The script carries out several steps:
- define a function named my_function()
- declare the var variable with an initial value that’s different from that set within my_function()
- print the value of var and the current process ID
- invoke the function with & appended to it, forcing the function to run as a separate process in the background
- wait for the function to complete
- print the value of var and the current process ID after the function call
Next, we grant the script execute permissions:
$ chmod u+x function_in_background.sh
Then, let’s run the script:
$ ./function_in_background.sh
Before function call: var = Initial Value
Before function call: PID = 2986
Inside the function: var = Function Variable
Inside the function: PID = 2987
After function call: var = Initial Value
After function call: PID = 2986
Here, the var and PID variables change only within the function call. The changes made by the background function aren’t reflected in the rest of the script. The function runs in a separate process with a context that’s different from that of the main script.
3.4. Running a Function in a Pipeline
Commands that run as part of a pipeline execute as subprocesses. Therefore, when we call a function within a pipeline, it runs in a subshell and its environment isn’t accessible outside the function.

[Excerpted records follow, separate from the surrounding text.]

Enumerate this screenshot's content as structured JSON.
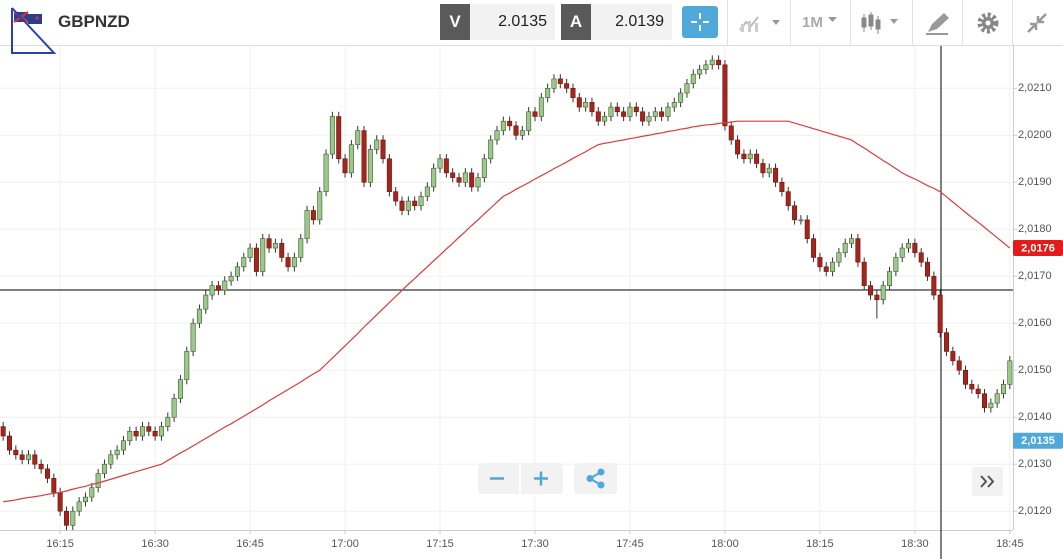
{
  "toolbar": {
    "symbol": "GBPNZD",
    "bid_label": "V",
    "bid": 2.0135,
    "ask_label": "A",
    "ask": 2.0139,
    "timeframe": "1M"
  },
  "chart_data": {
    "type": "candlestick",
    "categories": [
      null,
      null,
      null,
      null,
      null,
      null,
      null,
      null,
      null,
      "16:15",
      null,
      null,
      null,
      null,
      null,
      null,
      null,
      null,
      null,
      null,
      null,
      null,
      null,
      null,
      "16:30",
      null,
      null,
      null,
      null,
      null,
      null,
      null,
      null,
      null,
      null,
      null,
      null,
      null,
      null,
      "16:45",
      null,
      null,
      null,
      null,
      null,
      null,
      null,
      null,
      null,
      null,
      null,
      null,
      null,
      null,
      "17:00",
      null,
      null,
      null,
      null,
      null,
      null,
      null,
      null,
      null,
      null,
      null,
      null,
      null,
      null,
      "17:15",
      null,
      null,
      null,
      null,
      null,
      null,
      null,
      null,
      null,
      null,
      null,
      null,
      null,
      null,
      "17:30",
      null,
      null,
      null,
      null,
      null,
      null,
      null,
      null,
      null,
      null,
      null,
      null,
      null,
      null,
      "17:45",
      null,
      null,
      null,
      null,
      null,
      null,
      null,
      null,
      null,
      null,
      null,
      null,
      null,
      null,
      "18:00",
      null,
      null,
      null,
      null,
      null,
      null,
      null,
      null,
      null,
      null,
      null,
      null,
      null,
      null,
      "18:15",
      null,
      null,
      null,
      null,
      null,
      null,
      null,
      null,
      null,
      null,
      null,
      null,
      null,
      null,
      "18:30",
      null,
      null,
      null,
      null,
      null,
      null,
      null,
      null,
      null,
      null,
      null,
      null,
      null,
      null,
      "18:45"
    ],
    "ohlc": [
      [
        2.0138,
        2.0139,
        2.0135,
        2.0136
      ],
      [
        2.0136,
        2.0137,
        2.0132,
        2.0133
      ],
      [
        2.0133,
        2.0134,
        2.0131,
        2.0132
      ],
      [
        2.0132,
        2.0133,
        2.013,
        2.0131
      ],
      [
        2.0131,
        2.0133,
        2.013,
        2.0132
      ],
      [
        2.0132,
        2.0133,
        2.0129,
        2.013
      ],
      [
        2.013,
        2.0131,
        2.0128,
        2.0129
      ],
      [
        2.0129,
        2.013,
        2.0126,
        2.0127
      ],
      [
        2.0127,
        2.0128,
        2.0123,
        2.0124
      ],
      [
        2.0124,
        2.0125,
        2.0119,
        2.012
      ],
      [
        2.012,
        2.0121,
        2.0116,
        2.0117
      ],
      [
        2.0117,
        2.0121,
        2.0116,
        2.012
      ],
      [
        2.012,
        2.0123,
        2.0119,
        2.0122
      ],
      [
        2.0122,
        2.0124,
        2.0121,
        2.0123
      ],
      [
        2.0123,
        2.0126,
        2.0122,
        2.0125
      ],
      [
        2.0125,
        2.0129,
        2.0124,
        2.0128
      ],
      [
        2.0128,
        2.0131,
        2.0127,
        2.013
      ],
      [
        2.013,
        2.0133,
        2.0129,
        2.0132
      ],
      [
        2.0132,
        2.0134,
        2.0131,
        2.0133
      ],
      [
        2.0133,
        2.0136,
        2.0132,
        2.0135
      ],
      [
        2.0135,
        2.0138,
        2.0134,
        2.0137
      ],
      [
        2.0137,
        2.0138,
        2.0135,
        2.0136
      ],
      [
        2.0136,
        2.0139,
        2.0135,
        2.0138
      ],
      [
        2.0138,
        2.0139,
        2.0136,
        2.0137
      ],
      [
        2.0137,
        2.0138,
        2.0135,
        2.0136
      ],
      [
        2.0136,
        2.0139,
        2.0135,
        2.0138
      ],
      [
        2.0138,
        2.0141,
        2.0137,
        2.014
      ],
      [
        2.014,
        2.0145,
        2.0139,
        2.0144
      ],
      [
        2.0144,
        2.0149,
        2.0143,
        2.0148
      ],
      [
        2.0148,
        2.0155,
        2.0147,
        2.0154
      ],
      [
        2.0154,
        2.0161,
        2.0153,
        2.016
      ],
      [
        2.016,
        2.0164,
        2.0159,
        2.0163
      ],
      [
        2.0163,
        2.0167,
        2.0162,
        2.0166
      ],
      [
        2.0166,
        2.0169,
        2.0165,
        2.0168
      ],
      [
        2.0168,
        2.0169,
        2.0166,
        2.0167
      ],
      [
        2.0167,
        2.017,
        2.0166,
        2.0169
      ],
      [
        2.0169,
        2.0171,
        2.0168,
        2.017
      ],
      [
        2.017,
        2.0173,
        2.0169,
        2.0172
      ],
      [
        2.0172,
        2.0175,
        2.0171,
        2.0174
      ],
      [
        2.0174,
        2.0177,
        2.0173,
        2.0176
      ],
      [
        2.0176,
        2.0177,
        2.017,
        2.0171
      ],
      [
        2.0171,
        2.0179,
        2.017,
        2.0178
      ],
      [
        2.0178,
        2.0179,
        2.0175,
        2.0176
      ],
      [
        2.0176,
        2.0178,
        2.0175,
        2.0177
      ],
      [
        2.0177,
        2.0178,
        2.0173,
        2.0174
      ],
      [
        2.0174,
        2.0175,
        2.0171,
        2.0172
      ],
      [
        2.0172,
        2.0175,
        2.0171,
        2.0174
      ],
      [
        2.0174,
        2.0179,
        2.0173,
        2.0178
      ],
      [
        2.0178,
        2.0185,
        2.0177,
        2.0184
      ],
      [
        2.0184,
        2.0185,
        2.0181,
        2.0182
      ],
      [
        2.0182,
        2.0189,
        2.0181,
        2.0188
      ],
      [
        2.0188,
        2.0197,
        2.0187,
        2.0196
      ],
      [
        2.0196,
        2.0205,
        2.0195,
        2.0204
      ],
      [
        2.0204,
        2.0205,
        2.0194,
        2.0195
      ],
      [
        2.0195,
        2.0196,
        2.0191,
        2.0192
      ],
      [
        2.0192,
        2.0199,
        2.0191,
        2.0198
      ],
      [
        2.0198,
        2.0202,
        2.0197,
        2.0201
      ],
      [
        2.0201,
        2.0202,
        2.0189,
        2.019
      ],
      [
        2.019,
        2.0198,
        2.0189,
        2.0197
      ],
      [
        2.0197,
        2.02,
        2.0196,
        2.0199
      ],
      [
        2.0199,
        2.02,
        2.0194,
        2.0195
      ],
      [
        2.0195,
        2.0196,
        2.0187,
        2.0188
      ],
      [
        2.0188,
        2.0189,
        2.0185,
        2.0186
      ],
      [
        2.0186,
        2.0187,
        2.0183,
        2.0184
      ],
      [
        2.0184,
        2.0187,
        2.0183,
        2.0186
      ],
      [
        2.0186,
        2.0187,
        2.0184,
        2.0185
      ],
      [
        2.0185,
        2.0188,
        2.0184,
        2.0187
      ],
      [
        2.0187,
        2.019,
        2.0186,
        2.0189
      ],
      [
        2.0189,
        2.0194,
        2.0188,
        2.0193
      ],
      [
        2.0193,
        2.0196,
        2.0192,
        2.0195
      ],
      [
        2.0195,
        2.0196,
        2.0191,
        2.0192
      ],
      [
        2.0192,
        2.0193,
        2.019,
        2.0191
      ],
      [
        2.0191,
        2.0192,
        2.0189,
        2.019
      ],
      [
        2.019,
        2.0193,
        2.0189,
        2.0192
      ],
      [
        2.0192,
        2.0193,
        2.0188,
        2.0189
      ],
      [
        2.0189,
        2.0192,
        2.0188,
        2.0191
      ],
      [
        2.0191,
        2.0196,
        2.019,
        2.0195
      ],
      [
        2.0195,
        2.02,
        2.0194,
        2.0199
      ],
      [
        2.0199,
        2.0202,
        2.0198,
        2.0201
      ],
      [
        2.0201,
        2.0204,
        2.02,
        2.0203
      ],
      [
        2.0203,
        2.0204,
        2.0201,
        2.0202
      ],
      [
        2.0202,
        2.0203,
        2.0199,
        2.02
      ],
      [
        2.02,
        2.0202,
        2.0199,
        2.0201
      ],
      [
        2.0201,
        2.0206,
        2.02,
        2.0205
      ],
      [
        2.0205,
        2.0206,
        2.0203,
        2.0204
      ],
      [
        2.0204,
        2.0209,
        2.0203,
        2.0208
      ],
      [
        2.0208,
        2.0211,
        2.0207,
        2.021
      ],
      [
        2.021,
        2.0213,
        2.0209,
        2.0212
      ],
      [
        2.0212,
        2.0213,
        2.021,
        2.0211
      ],
      [
        2.0211,
        2.0212,
        2.0209,
        2.021
      ],
      [
        2.021,
        2.0211,
        2.0207,
        2.0208
      ],
      [
        2.0208,
        2.0209,
        2.0205,
        2.0206
      ],
      [
        2.0206,
        2.0208,
        2.0205,
        2.0207
      ],
      [
        2.0207,
        2.0208,
        2.0204,
        2.0205
      ],
      [
        2.0205,
        2.0206,
        2.0202,
        2.0203
      ],
      [
        2.0203,
        2.0205,
        2.0202,
        2.0204
      ],
      [
        2.0204,
        2.0207,
        2.0203,
        2.0206
      ],
      [
        2.0206,
        2.0207,
        2.0204,
        2.0205
      ],
      [
        2.0205,
        2.0206,
        2.0203,
        2.0204
      ],
      [
        2.0204,
        2.0207,
        2.0203,
        2.0206
      ],
      [
        2.0206,
        2.0207,
        2.0204,
        2.0205
      ],
      [
        2.0205,
        2.0206,
        2.0202,
        2.0203
      ],
      [
        2.0203,
        2.0205,
        2.0202,
        2.0204
      ],
      [
        2.0204,
        2.0206,
        2.0203,
        2.0205
      ],
      [
        2.0205,
        2.0206,
        2.0203,
        2.0204
      ],
      [
        2.0204,
        2.0207,
        2.0203,
        2.0206
      ],
      [
        2.0206,
        2.0208,
        2.0205,
        2.0207
      ],
      [
        2.0207,
        2.021,
        2.0206,
        2.0209
      ],
      [
        2.0209,
        2.0212,
        2.0208,
        2.0211
      ],
      [
        2.0211,
        2.0214,
        2.021,
        2.0213
      ],
      [
        2.0213,
        2.0215,
        2.0212,
        2.0214
      ],
      [
        2.0214,
        2.0216,
        2.0213,
        2.0215
      ],
      [
        2.0215,
        2.0217,
        2.0214,
        2.0216
      ],
      [
        2.0216,
        2.0217,
        2.0214,
        2.0215
      ],
      [
        2.0215,
        2.0216,
        2.0201,
        2.0202
      ],
      [
        2.0202,
        2.0203,
        2.0198,
        2.0199
      ],
      [
        2.0199,
        2.02,
        2.0195,
        2.0196
      ],
      [
        2.0196,
        2.0197,
        2.0194,
        2.0195
      ],
      [
        2.0195,
        2.0197,
        2.0194,
        2.0196
      ],
      [
        2.0196,
        2.0197,
        2.0193,
        2.0194
      ],
      [
        2.0194,
        2.0195,
        2.0191,
        2.0192
      ],
      [
        2.0192,
        2.0194,
        2.0191,
        2.0193
      ],
      [
        2.0193,
        2.0194,
        2.0189,
        2.019
      ],
      [
        2.019,
        2.0191,
        2.0187,
        2.0188
      ],
      [
        2.0188,
        2.0189,
        2.0184,
        2.0185
      ],
      [
        2.0185,
        2.0186,
        2.0181,
        2.0182
      ],
      [
        2.0182,
        2.0183,
        2.0181,
        2.0182
      ],
      [
        2.0182,
        2.0183,
        2.0177,
        2.0178
      ],
      [
        2.0178,
        2.0179,
        2.0173,
        2.0174
      ],
      [
        2.0174,
        2.0175,
        2.0171,
        2.0172
      ],
      [
        2.0172,
        2.0173,
        2.017,
        2.0171
      ],
      [
        2.0171,
        2.0174,
        2.017,
        2.0173
      ],
      [
        2.0173,
        2.0176,
        2.0172,
        2.0175
      ],
      [
        2.0175,
        2.0178,
        2.0174,
        2.0177
      ],
      [
        2.0177,
        2.0179,
        2.0176,
        2.0178
      ],
      [
        2.0178,
        2.0179,
        2.0172,
        2.0173
      ],
      [
        2.0173,
        2.0174,
        2.0167,
        2.0168
      ],
      [
        2.0168,
        2.0169,
        2.0165,
        2.0166
      ],
      [
        2.0166,
        2.0167,
        2.0161,
        2.0165
      ],
      [
        2.0165,
        2.0169,
        2.0164,
        2.0168
      ],
      [
        2.0168,
        2.0172,
        2.0167,
        2.0171
      ],
      [
        2.0171,
        2.0175,
        2.017,
        2.0174
      ],
      [
        2.0174,
        2.0177,
        2.0173,
        2.0176
      ],
      [
        2.0176,
        2.0178,
        2.0175,
        2.0177
      ],
      [
        2.0177,
        2.0178,
        2.0174,
        2.0175
      ],
      [
        2.0175,
        2.0176,
        2.0172,
        2.0173
      ],
      [
        2.0173,
        2.0174,
        2.0169,
        2.017
      ],
      [
        2.017,
        2.0171,
        2.0165,
        2.0166
      ],
      [
        2.0166,
        2.0167,
        2.0157,
        2.0158
      ],
      [
        2.0158,
        2.0159,
        2.0153,
        2.0154
      ],
      [
        2.0154,
        2.0155,
        2.0151,
        2.0152
      ],
      [
        2.0152,
        2.0153,
        2.0149,
        2.015
      ],
      [
        2.015,
        2.0151,
        2.0146,
        2.0147
      ],
      [
        2.0147,
        2.0148,
        2.0145,
        2.0146
      ],
      [
        2.0146,
        2.0147,
        2.0144,
        2.0145
      ],
      [
        2.0145,
        2.0146,
        2.0141,
        2.0142
      ],
      [
        2.0142,
        2.0144,
        2.0141,
        2.0143
      ],
      [
        2.0143,
        2.0146,
        2.0142,
        2.0145
      ],
      [
        2.0145,
        2.0148,
        2.0144,
        2.0147
      ],
      [
        2.0147,
        2.0153,
        2.0146,
        2.0152
      ]
    ],
    "up_color": "#9cc98a",
    "down_color": "#a3261d",
    "wick_color": "#333333",
    "moving_average": {
      "color": "#e03a3a",
      "values": [
        2.0122,
        2.01222,
        2.01224,
        2.01227,
        2.01229,
        2.01231,
        2.01233,
        2.01236,
        2.01238,
        2.0124,
        2.01243,
        2.01247,
        2.0125,
        2.01253,
        2.01257,
        2.0126,
        2.01264,
        2.01268,
        2.01272,
        2.01276,
        2.0128,
        2.01284,
        2.01288,
        2.01292,
        2.01296,
        2.013,
        2.01308,
        2.01316,
        2.01324,
        2.01331,
        2.01339,
        2.01347,
        2.01355,
        2.01363,
        2.01371,
        2.01379,
        2.01386,
        2.01394,
        2.01402,
        2.0141,
        2.01418,
        2.01426,
        2.01435,
        2.01443,
        2.01451,
        2.01459,
        2.01467,
        2.01475,
        2.01484,
        2.01492,
        2.015,
        2.01513,
        2.01526,
        2.01539,
        2.01552,
        2.01565,
        2.01578,
        2.01592,
        2.01605,
        2.01618,
        2.01631,
        2.01644,
        2.01657,
        2.0167,
        2.01683,
        2.01695,
        2.01708,
        2.0172,
        2.01733,
        2.01745,
        2.01758,
        2.0177,
        2.01783,
        2.01795,
        2.01808,
        2.0182,
        2.01833,
        2.01845,
        2.01858,
        2.0187,
        2.01877,
        2.01885,
        2.01892,
        2.01899,
        2.01907,
        2.01914,
        2.01921,
        2.01929,
        2.01936,
        2.01943,
        2.01951,
        2.01958,
        2.01965,
        2.01973,
        2.0198,
        2.01983,
        2.01985,
        2.01988,
        2.0199,
        2.01993,
        2.01995,
        2.01998,
        2.02,
        2.02003,
        2.02005,
        2.02008,
        2.0201,
        2.02013,
        2.02015,
        2.02018,
        2.0202,
        2.02022,
        2.02023,
        2.02025,
        2.02027,
        2.02028,
        2.0203,
        2.0203,
        2.0203,
        2.0203,
        2.0203,
        2.0203,
        2.0203,
        2.0203,
        2.0203,
        2.02026,
        2.02022,
        2.02018,
        2.02014,
        2.0201,
        2.02006,
        2.02002,
        2.01998,
        2.01994,
        2.0199,
        2.01981,
        2.01973,
        2.01964,
        2.01955,
        2.01946,
        2.01938,
        2.01929,
        2.0192,
        2.01913,
        2.01907,
        2.019,
        2.01893,
        2.01887,
        2.0188,
        2.01869,
        2.01858,
        2.01847,
        2.01836,
        2.01825,
        2.01815,
        2.01804,
        2.01793,
        2.01782,
        2.01771,
        2.0176
      ]
    },
    "ylim": [
      2.0116,
      2.0219
    ],
    "yticks": [
      {
        "value": 2.012,
        "label": "2,0120"
      },
      {
        "value": 2.013,
        "label": "2,0130"
      },
      {
        "value": 2.014,
        "label": "2,0140"
      },
      {
        "value": 2.015,
        "label": "2,0150"
      },
      {
        "value": 2.016,
        "label": "2,0160"
      },
      {
        "value": 2.017,
        "label": "2,0170"
      },
      {
        "value": 2.018,
        "label": "2,0180"
      },
      {
        "value": 2.019,
        "label": "2,0190"
      },
      {
        "value": 2.02,
        "label": "2,0200"
      },
      {
        "value": 2.021,
        "label": "2,0210"
      }
    ],
    "price_labels": [
      {
        "value": 2.0176,
        "label": "2,0176",
        "color": "#e31b1b"
      },
      {
        "value": 2.0135,
        "label": "2,0135",
        "color": "#4ea8da"
      }
    ],
    "grid": true
  }
}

Let’s show an example in a script named function_in_pipeline.sh:
$ cat function_in_pipeline.sh
#!/usr/bin/env bash
read_lines() {
var="Start"
echo "Inside the function: var = $var"
while read line; do
echo "Line Processed: $line"
done
var="End"
echo "Inside the function: var = $var"
echo "Inside the function: PID = $BASHPID"
}
echo -e "Line 1\nLine 2\nLine 3" > file.txt
cat file.txt | read_lines | tee output.txt
echo "Outside the function: var = $var"
echo "Outside the function: PID = $BASHPID"
The script implements several steps:
- define a function named read_lines() that reads input lines in a while loop and then prints the value of the var and PID variables
- create a file named file.txt with three lines of text
- use the cat command to read data from file.txt and pipe the result to the read_lines() function
- use the tee command to complete the pipeline and save the result to a file name output.txt while showing the output in stdout
- print the value of var and PID
Let’s grant the script execute permissions:
$ chmod u+x function_in_pipeline.sh
Finally, let’s run the script:
$ ./function_in_pipeline.sh
Inside the function: var = Start
Line Processed: Line 1
Line Processed: Line 2
Line Processed: Line 3
Inside the function: var = End
Inside the function: PID = 3048
Outside the function: var =
Outside the function: PID = 3046y
As we can see from the output, the var variable is printed twice with different values when read_line() executes within the pipeline. However, the variable isn’t accessible outside the function after the pipeline. Therefore, the modifications made inside the function don’t persist when the function is part of a pipeline. Such modifications don’t affect variables in the scope of the main script.
Moreover, the value of the PID variable is different outside the function call as compared to within the function. This shows that read_line() spawns a subshell with process ID 3048, whereas the script has process ID 3046.
In summary, since the read_line() function is part of a pipeline, it runs in a subshell. Every command in the pipeline runs as a subprocess, and this behavior is an attribute of the pipeline itself.
4. Conclusion
In this article, we learned that Bash functions normally don’t run as subprocesses. However, there are exceptions where a function requires a subprocess to run.
In particular, when we enclose the function’s body with parentheses instead of curly braces, we invoke the function as a subprocess. Likewise, we can wrap the entire function in a subshell, and this separates the function’s context from its surrounding environment. Moreover, running a function in the background or as part of a pipeline forces the function to run as a subprocess.